Lino Mirgeler | picture alliance via Getty Images

German online bank N26 said Thursday that it raised a huge $170 million in additional funding, valuing the six-year-old fintech start-up at $3.5 billion.

Based in Berlin, N26 has made waves in Europe with its app-based checking account and debit card. The firm doesn’t operate any brick-and-mortar branches, and yet has managed to lure in over 3.5 million customers across 24 countries in the continent.

The latest capital injection is a top-up to the firm’s $300 million fundraising, announced back in January, which saw it valued at $2.7 billion. N26 said existing investors, including Peter Thiel’s Valar Ventures, Chinese tech giant Tencent and Singaporean sovereign wealth fund GIC, backed this latest round.

“I think investors around the world see the disappointment customers face in retail banking,” N26 CEO Valentin Stalf told CNBC in an interview. “At the same time they see it’s a huge market.”

He added that the firm’s eye-watering valuation is “decent and actually low” for a company of its kind. “I think the company has the opportunity to be worth much more in the future,” Stalf said. For comparison, British competitor Monzo was recently valued by investors at $2.5 billion in its latest round of funding.

The fresh cash will help N26 ramp up hiring and fuel its global expansion strategy. The company currently has 1,300 employees globally. Having recently launched in the U.S., the German fintech firm now has its sights set on Brazil, and is due to launch their next year.

Stalf described Brazil as “one of the most attractive” and “most confusing” retail banking markets. It will find a direct competitor there in the Latin American mobile lender Nubank.

The investment will also fund N26’s product development, as the company looks to redesign its app and bring in new features to drive engagement and win more customers over from the established banks. One feature in the pipeline is a tool called “shared spaces,” which will let users create sub-accounts that can be shared with friends.

Think of it as “sharing an account with friends like a WhatsApp group, ” Stalf said, letting them split bills or arrange vacations.
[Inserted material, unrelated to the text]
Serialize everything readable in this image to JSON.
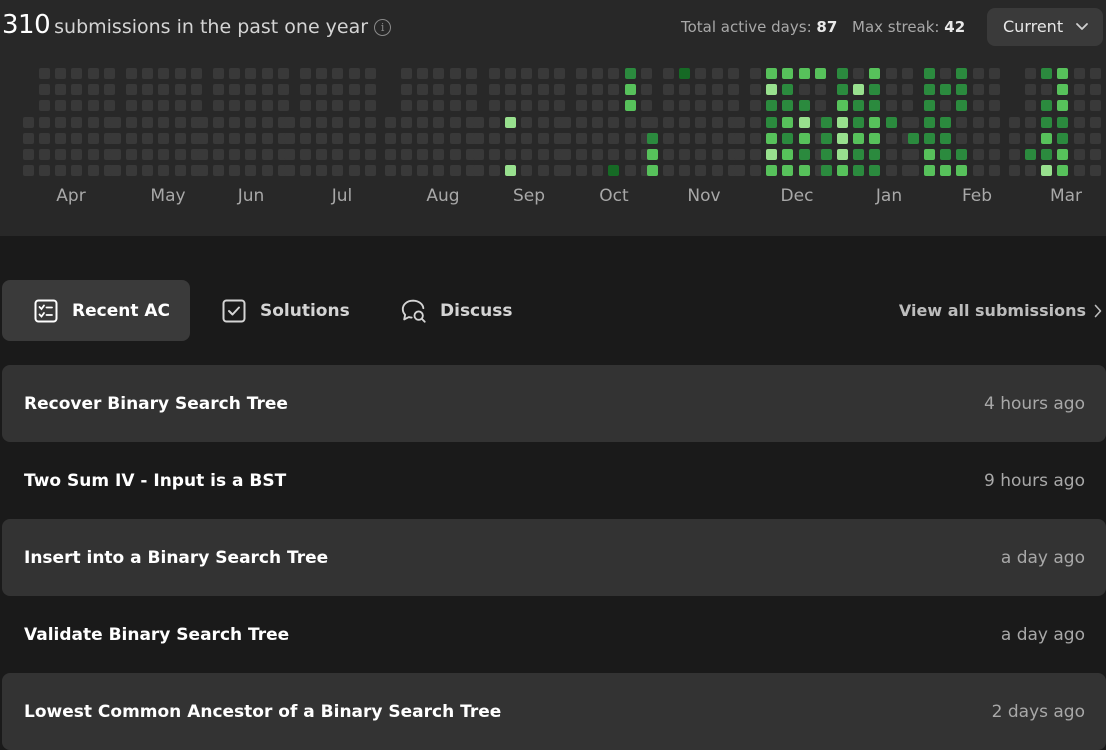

N26 will also introduce a timeline for spending history, add the ability to connect multiple cards to the app and employ artificial intelligence to highlight irregular and potentially fraudulent transactions, the company’s boss said.

The fresh investment brings N26’s total funding up to more than $670 million. It follows a series of high-profile deals this year in Europe’s fast-growing financial technology sector. According to CB Insights, venture capitalists pumped $1.7 billion into the continent’s fintech industry in the first quarter of 2019 alone.

But while so-called neobanks like N26 have attracted millions of customers and plenty of investment, they’ve struggled to translate their wild growth into profits. Though it’s not a profitable company yet, N26 claims it’s seeing improving margins on a per-customer basis.

“Most neobanks are not profitable yet because they are growing rapidly and are new companies,” Andrew McCormack, partner at Valar Ventures, told CNBC. “N26 has very strong contribution margins on each customer, which are rapidly getting even better — that’s why investors are so eager to invest.”